Antibody conjugations were carried out using a modified protocol from Vector Laboratories for protein-oligonucleotide conjugation. All reagents, unless otherwise indicated, were purchased from Vector Laboratories. The antibody-oligonucleotide calculator (
https://vectorlabs.com/wp-content/uploads/2022/11/VL_A-9002-001.UserGuide.LBL-01990.pdf) available from Vector Laboratories was used throughout the protocol. Conjugation was carried out in two steps. First, a 5′ amino-modified ODN was labeled with S-4 formylbenzamide (4-FB). Next, the 4-FB modified ODN was covalently linked to a S-Hynic labeled antibody molecule using an analine catalyst to generate a stable antibody-ODN conjugate. To label the ODN with 4-FB, the 5′ amino-modified ODN was resuspended in 1× Modification Buffer at a concentration of 0.5 OD/µL, diluted 1:200 in H
2O and the concentration (OD
260/µL) determined using a NanoDrop. This value, along with the total volume, was entered into the calculator. The ODN, the calculated volume of andrydrous DMF, and the resuspended S-4-FB were combined and incubated for 2 h at RT on a rotator. The 4-FB ODN was purified and desalted twice into 1 × Conjugation Buffer using a 7 K MWCO Zeba Column (Thermo Scientific) according to the manufacturer’s instructions. Following purification, the ODN concentration was determined, and it was aliquoted and stored at − 80 °C. Aiming at conjugating 8–10 ODN molecules per antibody, the antibody (
InVivoMAb anti-mouse Clec9A (CD370) Clone 7H11, or rat IgG1 isotype control clone HRPN; BioXCell) was desalted into 1 × Modification Buffer using Amicon Ultra 30 K MWCO centrifugal filters (Millipore). Three buffer changes were done according to the manufacturer’s instructions. The antibody was collected, and the protein concentration was measured using a Nanodrop and adjusted to be not more than 2 mg/ml. S-Hynic was resuspended in anhydrous DMF to label the antibody with a 50-molar excess of S-Hynic (µg IgG = 6.6 pmol) and incubated for 2.5 h at RT on a rotator. Excess S-Hynic was removed by buffer exchange into 1X Conjugation Buffer using Amicon filters as described above. The S-Hynic modified antibody was incubated with 10-molar excess 4-FB modified ODN in 10X Catalyst Buffer. Following incubation, the antibody-ODN was desalted into PBS (no Ca
++ or Mg
++, Gibco) using the Amicon filters as described above. The antibody concentration was measured using the Pierce BCA protein assay (Thermo Scientific) and stored at 4 °C for not more than 1 month. For each experiment, complementary ODN (cODN) modified siRNA and/or CpG ODNs were hybridized to the antibody conjugated ODNs at a molar ratio of 1:1 at 41 °C for 15 min in PBS with divalent cations to yield 8–10 ODN/antibody molecule.

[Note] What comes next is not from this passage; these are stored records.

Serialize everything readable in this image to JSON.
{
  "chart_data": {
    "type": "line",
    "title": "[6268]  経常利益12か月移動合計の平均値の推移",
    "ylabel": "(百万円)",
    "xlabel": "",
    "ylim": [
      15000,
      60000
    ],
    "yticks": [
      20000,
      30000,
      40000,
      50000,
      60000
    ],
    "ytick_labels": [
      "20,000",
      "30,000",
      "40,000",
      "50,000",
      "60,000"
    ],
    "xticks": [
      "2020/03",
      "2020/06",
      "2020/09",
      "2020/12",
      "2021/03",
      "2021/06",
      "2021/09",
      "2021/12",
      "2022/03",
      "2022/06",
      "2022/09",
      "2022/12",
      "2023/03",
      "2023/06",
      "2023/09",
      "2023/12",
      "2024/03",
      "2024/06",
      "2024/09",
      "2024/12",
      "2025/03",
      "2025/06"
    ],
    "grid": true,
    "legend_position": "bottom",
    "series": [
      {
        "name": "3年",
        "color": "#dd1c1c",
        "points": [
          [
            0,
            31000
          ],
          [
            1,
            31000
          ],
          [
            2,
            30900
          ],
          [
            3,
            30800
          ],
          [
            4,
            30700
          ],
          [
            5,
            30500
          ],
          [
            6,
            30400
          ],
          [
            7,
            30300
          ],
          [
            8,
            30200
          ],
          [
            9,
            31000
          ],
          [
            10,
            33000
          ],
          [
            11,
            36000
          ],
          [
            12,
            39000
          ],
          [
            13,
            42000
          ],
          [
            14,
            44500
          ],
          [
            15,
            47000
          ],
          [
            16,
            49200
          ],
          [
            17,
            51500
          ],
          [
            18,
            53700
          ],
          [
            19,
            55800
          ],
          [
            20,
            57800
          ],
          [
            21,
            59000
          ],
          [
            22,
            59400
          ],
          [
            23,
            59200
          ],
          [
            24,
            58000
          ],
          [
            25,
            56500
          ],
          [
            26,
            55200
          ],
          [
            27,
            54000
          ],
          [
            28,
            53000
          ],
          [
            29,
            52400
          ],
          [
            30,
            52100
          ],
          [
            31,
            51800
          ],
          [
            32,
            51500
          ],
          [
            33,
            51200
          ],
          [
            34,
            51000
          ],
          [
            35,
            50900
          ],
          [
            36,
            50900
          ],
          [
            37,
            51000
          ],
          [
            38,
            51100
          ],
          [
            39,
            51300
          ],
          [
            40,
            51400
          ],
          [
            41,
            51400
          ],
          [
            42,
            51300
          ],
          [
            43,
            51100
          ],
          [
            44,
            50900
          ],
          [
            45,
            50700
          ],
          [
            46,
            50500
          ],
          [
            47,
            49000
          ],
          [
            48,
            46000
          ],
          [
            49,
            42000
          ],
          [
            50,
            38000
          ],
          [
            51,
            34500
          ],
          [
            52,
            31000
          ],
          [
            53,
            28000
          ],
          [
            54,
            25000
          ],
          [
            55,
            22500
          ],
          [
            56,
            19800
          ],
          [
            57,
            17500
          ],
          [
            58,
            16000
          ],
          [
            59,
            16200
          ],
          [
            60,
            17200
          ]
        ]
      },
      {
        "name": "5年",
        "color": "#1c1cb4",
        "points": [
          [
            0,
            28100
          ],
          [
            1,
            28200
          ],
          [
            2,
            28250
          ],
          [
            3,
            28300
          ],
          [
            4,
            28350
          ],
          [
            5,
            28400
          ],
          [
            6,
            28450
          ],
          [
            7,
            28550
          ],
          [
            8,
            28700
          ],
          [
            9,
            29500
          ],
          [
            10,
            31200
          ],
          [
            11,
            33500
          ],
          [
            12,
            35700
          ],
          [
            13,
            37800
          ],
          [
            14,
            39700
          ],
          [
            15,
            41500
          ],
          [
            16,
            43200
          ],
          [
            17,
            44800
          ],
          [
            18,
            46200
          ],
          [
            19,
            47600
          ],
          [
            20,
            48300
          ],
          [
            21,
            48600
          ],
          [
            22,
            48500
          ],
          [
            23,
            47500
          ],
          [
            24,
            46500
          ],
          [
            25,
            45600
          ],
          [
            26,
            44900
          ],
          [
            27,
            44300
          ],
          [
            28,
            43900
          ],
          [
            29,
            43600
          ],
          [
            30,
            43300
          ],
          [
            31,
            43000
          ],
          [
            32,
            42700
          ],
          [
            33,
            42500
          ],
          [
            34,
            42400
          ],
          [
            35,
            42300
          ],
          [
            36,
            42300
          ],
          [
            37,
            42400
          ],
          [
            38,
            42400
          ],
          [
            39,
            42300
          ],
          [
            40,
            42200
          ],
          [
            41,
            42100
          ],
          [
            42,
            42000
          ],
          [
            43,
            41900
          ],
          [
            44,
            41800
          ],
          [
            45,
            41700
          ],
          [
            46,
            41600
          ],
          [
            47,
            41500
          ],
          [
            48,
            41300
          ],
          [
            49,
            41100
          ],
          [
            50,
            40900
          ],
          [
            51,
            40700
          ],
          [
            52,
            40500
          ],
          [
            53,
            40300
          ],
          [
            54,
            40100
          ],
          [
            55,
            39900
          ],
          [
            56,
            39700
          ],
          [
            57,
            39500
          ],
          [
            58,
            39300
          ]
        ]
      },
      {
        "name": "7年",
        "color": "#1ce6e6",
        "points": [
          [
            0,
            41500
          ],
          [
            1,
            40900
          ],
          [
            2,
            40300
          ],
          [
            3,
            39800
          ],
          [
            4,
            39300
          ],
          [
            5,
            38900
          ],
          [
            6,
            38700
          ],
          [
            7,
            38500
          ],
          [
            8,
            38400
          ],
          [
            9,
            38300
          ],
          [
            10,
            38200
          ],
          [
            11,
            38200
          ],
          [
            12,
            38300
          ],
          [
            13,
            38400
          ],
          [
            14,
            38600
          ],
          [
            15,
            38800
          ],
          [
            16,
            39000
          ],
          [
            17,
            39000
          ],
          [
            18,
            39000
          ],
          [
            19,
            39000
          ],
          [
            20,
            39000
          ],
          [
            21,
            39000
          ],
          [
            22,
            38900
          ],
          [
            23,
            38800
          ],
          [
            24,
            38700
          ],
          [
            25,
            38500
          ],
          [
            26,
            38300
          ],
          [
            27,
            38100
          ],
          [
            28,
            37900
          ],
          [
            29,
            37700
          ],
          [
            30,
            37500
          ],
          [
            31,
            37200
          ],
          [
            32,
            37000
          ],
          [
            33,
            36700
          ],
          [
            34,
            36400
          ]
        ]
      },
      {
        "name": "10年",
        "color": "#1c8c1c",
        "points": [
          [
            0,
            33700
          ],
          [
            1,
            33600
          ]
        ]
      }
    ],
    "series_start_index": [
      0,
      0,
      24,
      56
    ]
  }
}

To determine that ODNs were conjugated to the antibody and that excess free ODNs were removed, 1 mg of antibody-ODN conjugate was subjected to 2% agarose gel electrophoresis in TBE buffer, stained with ethidium bromide and visualized with UV. To determine whether ODN conjugation has affected antibody binding, the antibody-ODN conjugates were incubated with Clec9a-Fc-beads and checked for fluorescence saturation by flow cytometry. To prepare the beads, 10 µl Protein A DynaBeads (Thermo Scientific) were washed three times with bead buffer (20 mM Hepes, pH 7.4, 10 mM NaCl, 2 mM CaCl2, 2 mM MgCl2, 0.02% azide, 0.01% Tween-20). The washed beads were incubated with 10 µg of murine rClec-9A-Fc chimeric protein (R&D) in 100 µL bead buffer for 1 h at RT with rotation and washed as before followed by incubation with 10 µg IgG isotype antibody. Finally, the beads were washed as before and stored in 1 mL of bead buffer at 4 °C until use. To estimate the number of ODNs conjugated per antibody, 1 µg of Clec9A-ODN was incubated with increasing molar excess of cODN-AlexaFluor-647. Following hybridization, the reaction mixture was incubated with 10 µL of Clec9a DynaBeads for 10 min at RT. Beads were washed in mL FACS Buffer (PBS + 2% FBS) and analyzed by flow cytometry as detailed below. An unrelated antibody (mPD-1 clone RMP1-14; BioXCell)-ODN was used as a negative control for specificity of the Clec9a-ODN antibody to the bead.